Large Language Models are good at thinking. They’re also good at acting — if you give them the right tools and tell them when to use them.
The problem: most tool-using LLM pipelines today rely on hand-crafted prompts and static scripts that hardcode when to call a calculator, a search engine, or a code executor. They’re brittle. They don’t adapt.
ART (Automatic Reasoning and Tool-use) is a different approach:
- Give the LLM a library of example tasks that show reasoning + tool calls.
- Freeze the model — no retraining — and let it plan solutions step-by-step.
- Whenever a tool call appears, pause the LLM, run the tool, and feed the output back into the conversation before continuing.
- Optionally, let humans fix mistakes or add tools without retraining the model.
It’s program synthesis meets orchestration.
🚦 The ART Loop
- Select Examples – Pull relevant reasoning + tool-use demonstrations from the task library.
- Run Program – Generate reasoning steps; pause to call tools as needed.
- Fix Mistakes (Optional) – Allow human edits or new tools to be added dynamically.
Code Demo: Mini-ART with Python
Below is a minimal simulation of ART in Python. We’ll give the LLM a math problem, let it decide to use a calculator, and resume reasoning after getting the tool’s output.
import openai
openai.api_key = "your-api-key"
# Define tool functions
def calculator(expression: str) -> str:
try:
return str(eval(expression))
except Exception as e:
return f"Error: {e}"
# Example Task Library
task_library = [
{
"task": "Math: Calculate sum",
"steps": [
"Q1: [reason] Identify the numbers to add.",
"Q2: [tool:calculator] 2 + 2",
"Q3: [reason] State the result."
]
}
]
# Input problem
new_task = "What is 17 * 24 plus 10?"
# Prompt the model
system_prompt = """You are an assistant that solves problems step-by-step.

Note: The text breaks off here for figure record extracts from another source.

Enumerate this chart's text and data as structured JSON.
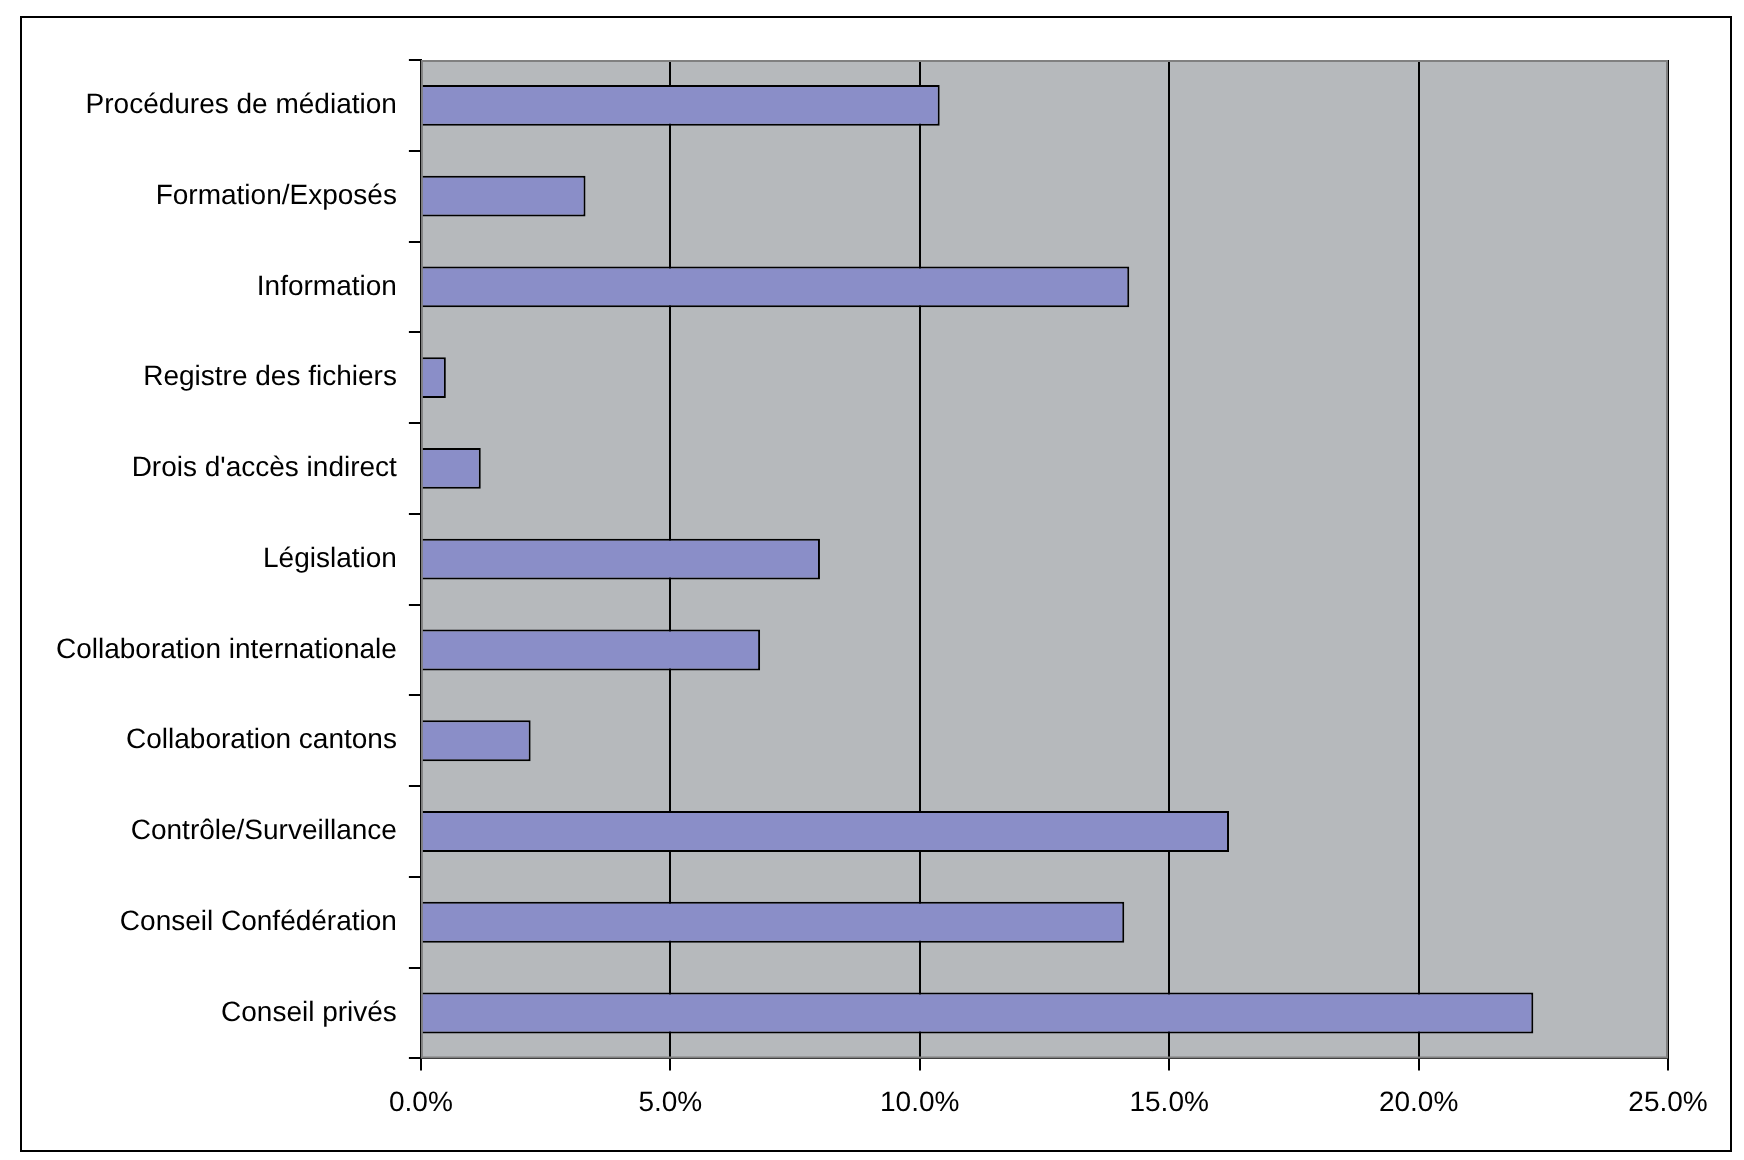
{
  "chart_data": {
    "type": "bar",
    "orientation": "horizontal",
    "categories": [
      "Procédures de médiation",
      "Formation/Exposés",
      "Information",
      "Registre des fichiers",
      "Drois d'accès indirect",
      "Législation",
      "Collaboration internationale",
      "Collaboration cantons",
      "Contrôle/Surveillance",
      "Conseil Confédération",
      "Conseil privés"
    ],
    "values": [
      10.4,
      3.3,
      14.2,
      0.5,
      1.2,
      8.0,
      6.8,
      2.2,
      16.2,
      14.1,
      22.3
    ],
    "color": "#8a8ec8",
    "xlim": [
      0,
      25
    ],
    "xticks": [
      {
        "value": 0,
        "label": "0.0%"
      },
      {
        "value": 5,
        "label": "5.0%"
      },
      {
        "value": 10,
        "label": "10.0%"
      },
      {
        "value": 15,
        "label": "15.0%"
      },
      {
        "value": 20,
        "label": "20.0%"
      },
      {
        "value": 25,
        "label": "25.0%"
      }
    ],
    "grid": "x",
    "legend": false
  }
}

If a step requires calculation, output: [tool:calculator] <expression>
Resume reasoning after receiving the tool's output."""
response = openai.ChatCompletion.create(
model="gpt-3.5-turbo",
messages=[
{"role": "system", "content": system_prompt},
{"role": "user", "content": f"Task: {new_task}"}
],
max_tokens=150
)
steps = response["choices"][0]["message"]["content"].split("\n")
# Simulate ART execution loop
for step in steps:
if step.startswith("[tool:calculator]"):
expression = step.split("]")[1].strip()
tool_result = calculator(expression)
print(f"🔧 Tool Output: {tool_result}")
else:
print(f"🤖 LLM: {step}")
What This Code Demonstrates
- Dynamic Tool Use: The model decides when to call a tool.
- Interleaved Execution: LLM pauses for tool results before continuing.
- Extensibility: Adding a new tool is just a matter of defining a function and teaching it in the library.
Why This Matters
Benchmarks show ART can outperform:
- Standard few-shot prompting
- Automatic Chain-of-Thought (CoT)
- Even hand-crafted CoT in some cases — especially when paired with human feedback.
For complex, multi-step reasoning tasks (math, code generation, multi-hop search), this method moves us closer to agents that adapt rather than just follow a script.